Hi,
I’d like to ask a question of the forum regarding any potential drawbacks of a limited exercise selection enforced by injury. Any help would be greatly appreciated.
First for background, I am late 40’s, I’m five nine, 190lbs, 21% bodyfat. I’m interested primarily in hypertrophy and reduction of bodyfat. Within the constraints listed below I would like to be as ambitious as possible.
Formerly I did combat sports, rock climbing, marathon running, triathlon, okay-ish weight training in my early 20’s (330lb for 8 to 10 ATG squats). The net effect is wear and tear on both knees but particularly the right knee on which I’ve had a scope previously but it didn’t clear the problem 100%.
Due to family and running my own small business, the most practical option for me is home training. I have a bench, a bar, adjustable dumbbells and heavy kettlebells.
My issue is with leg training generally and more specifically quad development. I have found through elimination only a limited number of exercises do not seem to aggravate the knee and as a separate issue bring on patellar tendonitis.

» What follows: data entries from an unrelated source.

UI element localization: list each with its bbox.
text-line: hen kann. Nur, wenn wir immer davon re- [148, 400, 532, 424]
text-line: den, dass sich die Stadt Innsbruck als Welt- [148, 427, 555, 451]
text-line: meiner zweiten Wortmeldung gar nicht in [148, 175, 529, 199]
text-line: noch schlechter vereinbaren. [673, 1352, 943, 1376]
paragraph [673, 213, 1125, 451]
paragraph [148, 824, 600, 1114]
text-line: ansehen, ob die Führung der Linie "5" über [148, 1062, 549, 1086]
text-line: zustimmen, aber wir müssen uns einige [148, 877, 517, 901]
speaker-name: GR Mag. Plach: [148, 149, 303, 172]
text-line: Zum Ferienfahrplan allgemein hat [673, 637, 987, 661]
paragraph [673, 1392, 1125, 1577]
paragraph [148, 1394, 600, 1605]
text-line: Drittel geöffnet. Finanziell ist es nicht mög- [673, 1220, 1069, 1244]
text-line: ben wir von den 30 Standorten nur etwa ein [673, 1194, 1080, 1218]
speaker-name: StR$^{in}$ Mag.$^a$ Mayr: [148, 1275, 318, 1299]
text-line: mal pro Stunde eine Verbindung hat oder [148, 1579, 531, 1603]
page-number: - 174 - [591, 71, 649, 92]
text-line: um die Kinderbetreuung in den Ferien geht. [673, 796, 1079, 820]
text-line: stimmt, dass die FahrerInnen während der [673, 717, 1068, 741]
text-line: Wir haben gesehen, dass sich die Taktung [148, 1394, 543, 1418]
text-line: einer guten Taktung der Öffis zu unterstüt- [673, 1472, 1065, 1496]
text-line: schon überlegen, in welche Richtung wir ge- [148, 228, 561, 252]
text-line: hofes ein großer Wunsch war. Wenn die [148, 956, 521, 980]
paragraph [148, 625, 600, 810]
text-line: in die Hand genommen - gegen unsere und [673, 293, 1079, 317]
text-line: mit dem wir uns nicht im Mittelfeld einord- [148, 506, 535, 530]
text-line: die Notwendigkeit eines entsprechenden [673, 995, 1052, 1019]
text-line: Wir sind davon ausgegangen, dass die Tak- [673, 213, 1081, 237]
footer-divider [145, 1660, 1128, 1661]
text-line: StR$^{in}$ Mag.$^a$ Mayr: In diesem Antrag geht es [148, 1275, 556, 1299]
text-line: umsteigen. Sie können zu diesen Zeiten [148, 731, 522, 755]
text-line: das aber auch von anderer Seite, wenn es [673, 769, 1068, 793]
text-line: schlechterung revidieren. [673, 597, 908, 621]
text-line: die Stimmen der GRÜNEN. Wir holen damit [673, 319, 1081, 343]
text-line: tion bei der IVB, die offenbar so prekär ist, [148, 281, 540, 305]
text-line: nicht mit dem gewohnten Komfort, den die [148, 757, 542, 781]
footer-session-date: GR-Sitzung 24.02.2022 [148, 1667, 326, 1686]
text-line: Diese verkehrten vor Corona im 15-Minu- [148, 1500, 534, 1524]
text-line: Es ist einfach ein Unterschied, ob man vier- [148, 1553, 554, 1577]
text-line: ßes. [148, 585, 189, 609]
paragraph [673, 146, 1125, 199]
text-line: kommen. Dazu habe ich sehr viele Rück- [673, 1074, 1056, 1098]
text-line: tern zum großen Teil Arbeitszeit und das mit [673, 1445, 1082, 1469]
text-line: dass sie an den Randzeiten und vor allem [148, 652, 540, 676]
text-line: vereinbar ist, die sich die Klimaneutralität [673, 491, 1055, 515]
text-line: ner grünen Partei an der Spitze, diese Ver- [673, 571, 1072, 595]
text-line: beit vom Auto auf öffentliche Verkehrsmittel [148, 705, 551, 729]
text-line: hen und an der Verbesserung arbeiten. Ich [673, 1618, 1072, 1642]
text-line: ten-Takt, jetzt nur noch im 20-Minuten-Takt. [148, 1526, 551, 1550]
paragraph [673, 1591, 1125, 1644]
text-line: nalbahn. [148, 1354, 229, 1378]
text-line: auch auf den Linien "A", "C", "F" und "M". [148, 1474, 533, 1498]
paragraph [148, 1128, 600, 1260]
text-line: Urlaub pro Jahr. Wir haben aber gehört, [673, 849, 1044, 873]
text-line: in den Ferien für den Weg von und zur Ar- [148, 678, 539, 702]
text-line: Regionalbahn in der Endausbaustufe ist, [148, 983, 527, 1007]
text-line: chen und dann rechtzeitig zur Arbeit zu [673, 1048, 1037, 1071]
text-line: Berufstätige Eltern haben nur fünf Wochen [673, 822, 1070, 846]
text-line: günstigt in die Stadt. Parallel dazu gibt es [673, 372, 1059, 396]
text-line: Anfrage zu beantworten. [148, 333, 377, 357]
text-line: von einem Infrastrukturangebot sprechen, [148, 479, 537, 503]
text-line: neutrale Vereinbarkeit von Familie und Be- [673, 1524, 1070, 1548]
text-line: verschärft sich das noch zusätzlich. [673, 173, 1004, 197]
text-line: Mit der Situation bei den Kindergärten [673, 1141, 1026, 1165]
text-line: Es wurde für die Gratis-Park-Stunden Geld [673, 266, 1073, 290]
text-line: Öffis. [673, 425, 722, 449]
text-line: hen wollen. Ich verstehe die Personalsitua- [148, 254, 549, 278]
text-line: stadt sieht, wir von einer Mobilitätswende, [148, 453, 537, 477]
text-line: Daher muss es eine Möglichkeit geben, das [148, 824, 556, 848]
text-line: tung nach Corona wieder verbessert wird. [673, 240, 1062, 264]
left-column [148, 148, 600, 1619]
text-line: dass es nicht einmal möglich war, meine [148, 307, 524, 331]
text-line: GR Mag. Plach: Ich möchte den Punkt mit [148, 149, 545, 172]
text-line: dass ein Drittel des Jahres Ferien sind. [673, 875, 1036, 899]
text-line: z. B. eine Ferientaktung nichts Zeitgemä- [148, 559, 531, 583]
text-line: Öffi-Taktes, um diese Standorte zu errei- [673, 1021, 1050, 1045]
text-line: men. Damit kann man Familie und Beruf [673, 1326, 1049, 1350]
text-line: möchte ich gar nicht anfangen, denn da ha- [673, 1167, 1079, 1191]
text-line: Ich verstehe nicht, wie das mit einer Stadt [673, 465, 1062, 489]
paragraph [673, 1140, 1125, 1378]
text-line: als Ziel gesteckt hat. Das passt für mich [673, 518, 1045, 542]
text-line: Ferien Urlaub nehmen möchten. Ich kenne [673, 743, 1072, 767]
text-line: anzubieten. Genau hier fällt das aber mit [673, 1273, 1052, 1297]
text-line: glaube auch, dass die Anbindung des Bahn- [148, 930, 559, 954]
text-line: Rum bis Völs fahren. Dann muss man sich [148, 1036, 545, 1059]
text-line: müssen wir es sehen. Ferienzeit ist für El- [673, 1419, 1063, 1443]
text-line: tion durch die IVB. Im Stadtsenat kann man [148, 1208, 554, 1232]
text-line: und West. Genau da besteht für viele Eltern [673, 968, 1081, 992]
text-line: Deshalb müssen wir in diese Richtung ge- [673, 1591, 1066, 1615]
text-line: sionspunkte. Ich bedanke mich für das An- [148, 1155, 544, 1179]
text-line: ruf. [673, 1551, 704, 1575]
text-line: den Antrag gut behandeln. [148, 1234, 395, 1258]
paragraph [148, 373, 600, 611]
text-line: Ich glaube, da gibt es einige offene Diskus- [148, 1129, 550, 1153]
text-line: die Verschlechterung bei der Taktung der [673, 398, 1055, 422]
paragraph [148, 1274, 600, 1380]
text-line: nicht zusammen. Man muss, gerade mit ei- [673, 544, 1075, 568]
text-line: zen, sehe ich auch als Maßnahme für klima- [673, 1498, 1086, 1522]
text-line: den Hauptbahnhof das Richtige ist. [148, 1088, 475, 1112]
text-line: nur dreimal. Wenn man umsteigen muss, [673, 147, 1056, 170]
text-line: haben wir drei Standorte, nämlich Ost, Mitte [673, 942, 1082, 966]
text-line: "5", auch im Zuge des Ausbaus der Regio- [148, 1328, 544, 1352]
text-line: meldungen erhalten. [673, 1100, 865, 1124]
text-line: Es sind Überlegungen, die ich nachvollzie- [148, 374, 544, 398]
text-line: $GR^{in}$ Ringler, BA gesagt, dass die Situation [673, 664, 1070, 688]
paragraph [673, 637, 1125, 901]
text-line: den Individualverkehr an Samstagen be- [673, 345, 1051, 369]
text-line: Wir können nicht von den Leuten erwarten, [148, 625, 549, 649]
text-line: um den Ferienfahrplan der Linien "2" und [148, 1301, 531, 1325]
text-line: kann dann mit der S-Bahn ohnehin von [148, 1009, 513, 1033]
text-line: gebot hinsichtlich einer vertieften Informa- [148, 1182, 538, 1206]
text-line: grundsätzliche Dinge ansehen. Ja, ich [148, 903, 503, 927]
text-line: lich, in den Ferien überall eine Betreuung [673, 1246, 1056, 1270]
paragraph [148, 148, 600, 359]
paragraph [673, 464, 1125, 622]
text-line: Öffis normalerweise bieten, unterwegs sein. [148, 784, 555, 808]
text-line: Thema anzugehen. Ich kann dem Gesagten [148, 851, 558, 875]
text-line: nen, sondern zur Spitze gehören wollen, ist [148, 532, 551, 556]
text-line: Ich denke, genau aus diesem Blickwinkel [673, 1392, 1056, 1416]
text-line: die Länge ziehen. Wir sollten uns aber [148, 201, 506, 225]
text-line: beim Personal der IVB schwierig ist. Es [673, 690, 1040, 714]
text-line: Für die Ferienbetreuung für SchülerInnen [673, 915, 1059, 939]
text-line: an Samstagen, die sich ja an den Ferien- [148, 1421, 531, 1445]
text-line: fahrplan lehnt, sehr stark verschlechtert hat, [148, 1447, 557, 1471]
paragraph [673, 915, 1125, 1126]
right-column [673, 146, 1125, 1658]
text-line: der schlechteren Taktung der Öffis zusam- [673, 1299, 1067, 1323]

The exercises I CAN tolerate are moderate height step-ups, front squats to a chair and RDLs.
I have tried reverse lunges, lunges, rear foot elevated squats, deadlifts, deep squats, trap bar deadlifts etc. I thought initially that reverse lunges would be a good exercise and was tolerating them reasonably well but after doing three sets of 15 reps on each leg last weekend (with 1 minute rest after deadlifting the day before) the patellar tendonitis was particularly bad and the general lateral knee pain was quite bad.
I am doing a push/pull, 6 days a week i.e. 3 each a week with low enough volume on each day, the CT format without the specific intensification techniques. I do a general and specific warmup and then afterwards do 15 minutes of stretching including calves, quads and hamstrings.
So, my question is if I am limited to moderate height step-ups, front squats to a chair and RDLs, is there any issue that I should be concerned about regarding imbalances which will effect either everyday function or hypertrophy.